Anyone know where I can find the physical length of short, medium, and long couplers?


----------



## airshot (Jan 12, 2014)

Wish I had an answer for you but was wondering the same thing. I am wanting to convert my rapidos over to microtrain coupler and truck sets but not sure whether to order the medium or the short couplers. Most of my rolling stock are shorter cars due to the small layout size and my track radius is 11" and 9 3/4". Hoping someome reading this can chime in. Thanks


----------



## powersteamguy1790 (Mar 26, 2012)

airshot said:


> Wish I had an answer for you but was wondering the same thing. I am wanting to convert my rapidos over to microtrain coupler and truck sets but not sure whether to order the medium or the short couplers. Most of my rolling stock are shorter cars due to the small layout size and my track radius is 11" and 9 3/4". Hoping someome reading this can chime in. Thanks


MT short shanked couplers will work for you. You can also body mount MT Z scale #905 couplers on your rolling stock.


----------



## adaboy (Apr 24, 2014)

Thanks. I would still like to find out the dimensions of the different coupler lengths.
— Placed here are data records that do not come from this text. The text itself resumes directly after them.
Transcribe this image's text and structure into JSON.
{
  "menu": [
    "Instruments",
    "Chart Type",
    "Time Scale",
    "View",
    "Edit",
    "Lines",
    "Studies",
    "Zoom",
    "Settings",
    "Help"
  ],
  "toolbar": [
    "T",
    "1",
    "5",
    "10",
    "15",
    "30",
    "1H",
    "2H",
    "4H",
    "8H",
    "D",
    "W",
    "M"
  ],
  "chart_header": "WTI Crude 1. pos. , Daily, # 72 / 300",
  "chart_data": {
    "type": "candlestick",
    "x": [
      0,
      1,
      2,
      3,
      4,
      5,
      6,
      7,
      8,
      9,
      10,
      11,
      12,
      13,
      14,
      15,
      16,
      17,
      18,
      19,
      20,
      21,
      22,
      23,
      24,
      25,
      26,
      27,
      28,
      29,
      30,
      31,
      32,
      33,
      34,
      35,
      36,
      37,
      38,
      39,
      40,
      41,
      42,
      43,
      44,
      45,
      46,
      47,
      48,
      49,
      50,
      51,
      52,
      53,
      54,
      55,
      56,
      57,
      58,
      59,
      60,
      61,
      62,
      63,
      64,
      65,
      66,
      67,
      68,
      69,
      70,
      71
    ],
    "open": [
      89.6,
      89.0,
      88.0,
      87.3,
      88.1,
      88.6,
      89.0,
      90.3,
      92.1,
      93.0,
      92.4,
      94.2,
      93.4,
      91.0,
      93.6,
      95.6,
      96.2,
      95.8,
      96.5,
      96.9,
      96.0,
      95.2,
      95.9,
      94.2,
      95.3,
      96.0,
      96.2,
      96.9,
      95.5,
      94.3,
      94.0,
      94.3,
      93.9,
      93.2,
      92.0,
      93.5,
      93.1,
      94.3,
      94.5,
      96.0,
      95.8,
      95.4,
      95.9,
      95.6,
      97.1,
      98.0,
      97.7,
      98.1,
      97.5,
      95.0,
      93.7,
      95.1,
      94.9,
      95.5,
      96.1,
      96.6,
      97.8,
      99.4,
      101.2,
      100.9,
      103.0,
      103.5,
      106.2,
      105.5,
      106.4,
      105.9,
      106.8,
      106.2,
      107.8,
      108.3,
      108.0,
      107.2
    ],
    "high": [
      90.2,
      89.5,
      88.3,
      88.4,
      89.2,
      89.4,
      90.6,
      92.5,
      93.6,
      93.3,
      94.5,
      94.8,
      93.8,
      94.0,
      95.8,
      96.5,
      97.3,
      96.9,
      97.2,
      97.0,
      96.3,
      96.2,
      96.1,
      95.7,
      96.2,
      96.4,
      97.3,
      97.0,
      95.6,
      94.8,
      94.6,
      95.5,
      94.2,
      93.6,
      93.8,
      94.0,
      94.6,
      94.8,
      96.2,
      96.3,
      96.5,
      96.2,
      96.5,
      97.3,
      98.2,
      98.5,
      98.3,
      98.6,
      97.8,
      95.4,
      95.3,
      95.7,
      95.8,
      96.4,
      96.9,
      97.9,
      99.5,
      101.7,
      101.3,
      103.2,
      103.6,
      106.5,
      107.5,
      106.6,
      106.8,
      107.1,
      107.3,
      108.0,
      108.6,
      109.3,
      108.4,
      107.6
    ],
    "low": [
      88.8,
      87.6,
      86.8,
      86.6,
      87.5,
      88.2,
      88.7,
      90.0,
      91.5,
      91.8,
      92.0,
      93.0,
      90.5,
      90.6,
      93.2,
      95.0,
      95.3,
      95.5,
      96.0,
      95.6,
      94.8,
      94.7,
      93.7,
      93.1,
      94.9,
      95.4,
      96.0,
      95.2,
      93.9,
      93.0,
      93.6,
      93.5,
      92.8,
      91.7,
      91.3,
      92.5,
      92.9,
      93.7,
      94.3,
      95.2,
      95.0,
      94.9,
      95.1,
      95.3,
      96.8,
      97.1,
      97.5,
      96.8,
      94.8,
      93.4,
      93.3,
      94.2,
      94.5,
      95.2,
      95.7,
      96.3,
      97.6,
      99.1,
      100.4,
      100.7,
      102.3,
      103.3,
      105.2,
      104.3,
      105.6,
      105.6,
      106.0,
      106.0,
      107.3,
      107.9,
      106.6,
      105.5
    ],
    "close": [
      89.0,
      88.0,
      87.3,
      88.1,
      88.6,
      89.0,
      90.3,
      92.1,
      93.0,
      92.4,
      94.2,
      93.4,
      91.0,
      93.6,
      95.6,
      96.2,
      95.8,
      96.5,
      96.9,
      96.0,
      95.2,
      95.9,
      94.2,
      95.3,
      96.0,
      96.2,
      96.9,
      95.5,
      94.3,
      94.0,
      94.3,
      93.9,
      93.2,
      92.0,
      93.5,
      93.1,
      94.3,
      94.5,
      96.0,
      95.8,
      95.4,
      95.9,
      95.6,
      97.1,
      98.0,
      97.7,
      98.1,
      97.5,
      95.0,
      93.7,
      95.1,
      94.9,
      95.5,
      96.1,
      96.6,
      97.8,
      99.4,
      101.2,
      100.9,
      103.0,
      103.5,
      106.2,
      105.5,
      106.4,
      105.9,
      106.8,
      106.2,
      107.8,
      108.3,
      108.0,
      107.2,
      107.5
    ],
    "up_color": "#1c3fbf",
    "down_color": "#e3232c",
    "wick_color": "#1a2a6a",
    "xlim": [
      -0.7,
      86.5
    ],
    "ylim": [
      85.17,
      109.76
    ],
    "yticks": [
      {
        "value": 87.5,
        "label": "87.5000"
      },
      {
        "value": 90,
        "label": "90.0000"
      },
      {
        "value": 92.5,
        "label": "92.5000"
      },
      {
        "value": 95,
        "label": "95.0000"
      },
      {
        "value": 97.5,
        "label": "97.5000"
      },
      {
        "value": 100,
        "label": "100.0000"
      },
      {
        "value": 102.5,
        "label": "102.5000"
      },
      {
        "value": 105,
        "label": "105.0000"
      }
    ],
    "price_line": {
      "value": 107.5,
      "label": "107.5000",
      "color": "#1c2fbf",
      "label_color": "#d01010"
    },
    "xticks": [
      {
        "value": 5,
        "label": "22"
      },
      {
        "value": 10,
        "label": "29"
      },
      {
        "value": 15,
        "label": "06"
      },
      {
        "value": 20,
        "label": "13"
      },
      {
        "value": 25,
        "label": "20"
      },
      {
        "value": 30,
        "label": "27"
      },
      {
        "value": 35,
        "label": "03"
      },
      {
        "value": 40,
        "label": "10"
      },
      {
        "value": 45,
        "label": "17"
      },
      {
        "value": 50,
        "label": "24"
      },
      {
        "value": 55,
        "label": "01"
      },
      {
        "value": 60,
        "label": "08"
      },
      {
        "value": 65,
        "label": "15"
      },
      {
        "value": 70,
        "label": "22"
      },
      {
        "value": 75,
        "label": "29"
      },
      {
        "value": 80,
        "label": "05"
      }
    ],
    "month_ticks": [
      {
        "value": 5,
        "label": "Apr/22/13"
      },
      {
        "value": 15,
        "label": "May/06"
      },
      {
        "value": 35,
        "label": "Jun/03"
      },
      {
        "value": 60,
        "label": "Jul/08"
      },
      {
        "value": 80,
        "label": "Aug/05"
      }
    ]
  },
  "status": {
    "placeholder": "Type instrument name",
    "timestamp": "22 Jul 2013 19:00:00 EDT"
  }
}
For future reference.


----------



## airshot (Jan 12, 2014)

I did stumble across the dimensions for the M/T couplers on their website, I am not quite computer savy enough to add the site to this message, but if you go to the website they have a pic of all their couplers and the dimensions in metric and sae dimensions.


----------



## adaboy (Apr 24, 2014)

Thanks Airshot I'll give MT a try.


----------



## MRLdave (Nov 1, 2011)

Here's the coupler diagram list.......http://www.micro-trains.com/Coupler diagrams.pdf


----------



## adaboy (Apr 24, 2014)

Lots of dimensions but none show length of coupler


----------



## airshot (Jan 12, 2014)

Just backfigure the math, they show you the length to the mounting point, scale yours and do the math.


----------



## adaboy (Apr 24, 2014)

*Couplers*

Thanks Airshot that clears up my question.


----------